Star Trek 1360: Inevitability

1360. Inevitability

PUBLICATION: Star Trek: The Next Generation - The Last Generation #4, IDW Comics, February 2009

CREATORS: Andrew Steven Harris (writer), Gordon Purcell, Bob Almond and Terry Pallot (artists)

STARDATE: Unknown (follows the last issue)

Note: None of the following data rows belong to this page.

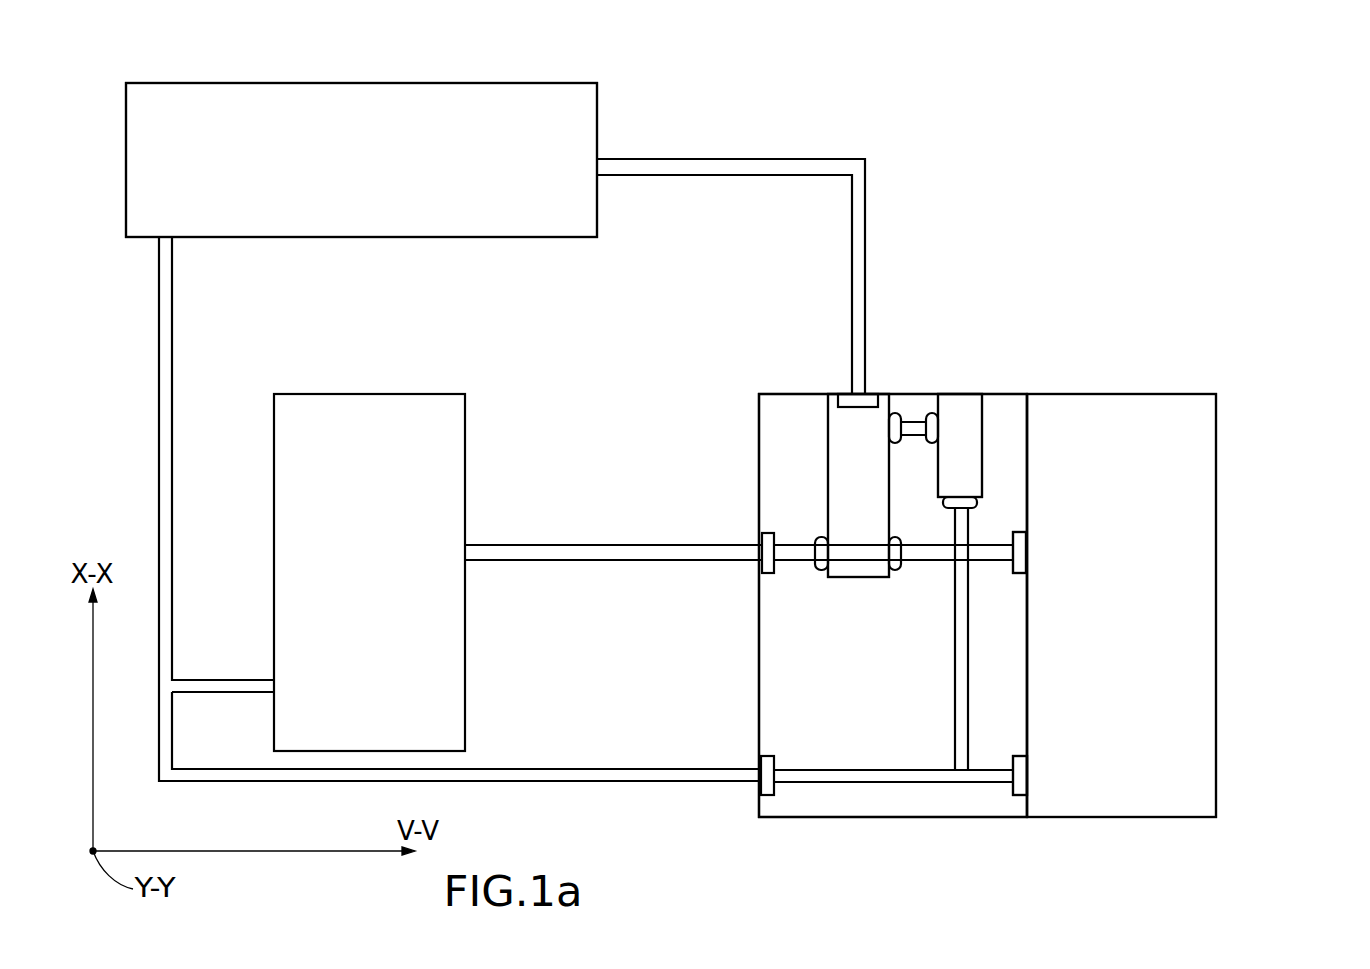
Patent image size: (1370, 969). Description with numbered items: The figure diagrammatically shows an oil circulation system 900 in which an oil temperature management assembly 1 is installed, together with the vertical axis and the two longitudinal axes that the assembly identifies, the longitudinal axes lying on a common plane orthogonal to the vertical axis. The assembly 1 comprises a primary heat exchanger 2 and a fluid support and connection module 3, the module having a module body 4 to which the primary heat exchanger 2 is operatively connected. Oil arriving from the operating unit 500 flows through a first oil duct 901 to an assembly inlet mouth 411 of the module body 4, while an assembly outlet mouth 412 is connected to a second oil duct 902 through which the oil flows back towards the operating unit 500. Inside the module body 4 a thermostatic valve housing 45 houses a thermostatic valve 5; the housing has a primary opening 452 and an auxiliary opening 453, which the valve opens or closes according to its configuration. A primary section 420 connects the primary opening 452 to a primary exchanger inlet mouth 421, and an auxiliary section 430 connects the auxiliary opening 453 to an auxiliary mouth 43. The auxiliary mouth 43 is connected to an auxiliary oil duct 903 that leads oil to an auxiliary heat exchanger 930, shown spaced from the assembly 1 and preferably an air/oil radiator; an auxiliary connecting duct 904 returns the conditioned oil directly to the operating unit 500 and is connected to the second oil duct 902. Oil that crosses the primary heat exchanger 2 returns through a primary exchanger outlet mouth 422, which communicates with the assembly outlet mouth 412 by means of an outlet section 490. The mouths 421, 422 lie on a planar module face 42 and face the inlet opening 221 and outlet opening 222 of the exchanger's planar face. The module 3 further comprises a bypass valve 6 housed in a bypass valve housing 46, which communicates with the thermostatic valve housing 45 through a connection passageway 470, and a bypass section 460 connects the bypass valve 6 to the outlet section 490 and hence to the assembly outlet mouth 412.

The oil temperature management assembly 1 is at (1202, 362).
The primary heat exchanger 2 is at (1121, 605).
The fluid support and connection module 3 is at (970, 316).
The module body 4 is at (768, 392).
The thermostatic valve 5 is at (851, 585).
The bypass valve 6 is at (987, 432).
The planar module face 42 is at (1028, 437).
The auxiliary mouth 43 is at (762, 543).
The thermostatic valve housing 45 is at (842, 505).
The bypass valve housing 46 is at (946, 460).
The inlet opening 221 is at (1019, 552).
The outlet opening 222 is at (1020, 775).
The assembly inlet mouth 411 is at (848, 395).
The assembly outlet mouth 412 is at (762, 782).
The primary section 420 is at (983, 555).
The primary exchanger inlet mouth 421 is at (1028, 548).
The primary exchanger outlet mouth 422 is at (1027, 780).
The auxiliary section 430 is at (790, 553).
The primary opening 452 is at (895, 572).
The auxiliary opening 453 is at (822, 573).
The bypass section 460 is at (963, 707).
The connection passageway 470 is at (913, 423).
The outlet section 490 is at (840, 775).
The operating unit 500 is at (361, 160).
The oil circulation system 900 is at (1163, 172).
The first oil duct 901 is at (722, 168).
The second oil duct 902 is at (547, 776).
The auxiliary oil duct 903 is at (567, 552).
The auxiliary connecting duct 904 is at (207, 683).
The auxiliary heat exchanger 930 is at (369, 572).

PLOT: Picard's mission was a bust, and furthermore, Data was left behind. Now the Resistance has no ship, and no way to compute the slingshot back in time. Sulu's Excelsior to the rescue! They arrive just in time and head for the sun. They are waylaid by Klingon forces led by Worf. To retrieve Data, Sulu goes out in a shuttle and goads Worf into beaming him in for a duel. As he's beamed aboard, the Excelsior beams Data out. Worf and Sulu fight until Sulu plants his rapier into Worf's only good eye and Worf plunges his bat'leth into Sulu. His dying act is to use to remotely ram his shuttle into Worf's ship, destroying it. Picard takes command of Excelsior and takes it on its journey through time...

CONTINUITY: See previous issues. Also in Picard's cell are Shelby (The Best of Both Worlds), Barclay, Alyssa Ogawa, Hugh whose chances aren't good without prosthetics (I, Borg) and a Samantha (Wildman?) who was just killed. Cells are mentioned to be led by Elias Vaughn (Deep Space Nine II novels), Janeway (M.I.A., of course), Jellico (Chain of Command) and Red Squad. People who died for the cause include Nechayev, Ross (both recurring admirals in the standard continuity), Hansen (either "Seven" or one of her parents), and Paris (either Tom or his father). Deanna Troi is Worf's concubine, secretly working for the Resistance (Worf kills her).

DIVERGENCES: Barclay's hair is colored too dark. A Negh'Var-class ship is mistakenly called a bird-of-prey.

PANEL OF THE DAY - As a stupid question...
REVIEW: Though the name-dropping gets a bit much in the first few pages, it's fun. Now, just who is that black-haired guy that keeps getting lines but looks like no one I can identify?! Good to see Troi, finally (though I admit to not noticing her absence until now), and her role as a perverted Imzadi to Worf is an interesting if criminally brief one. She dies defiant and on her feet at least. The big star of the show, however, is Sulu. Always one of my favorite Trek characters, he goes out with a bang. Brave and clever, at what must be 100+ years old, he fights a Klingon warrior to a standstill, with shocking consequences. Now it's all about going back and undoing this nifty little parallel universe. I'll kinda miss it.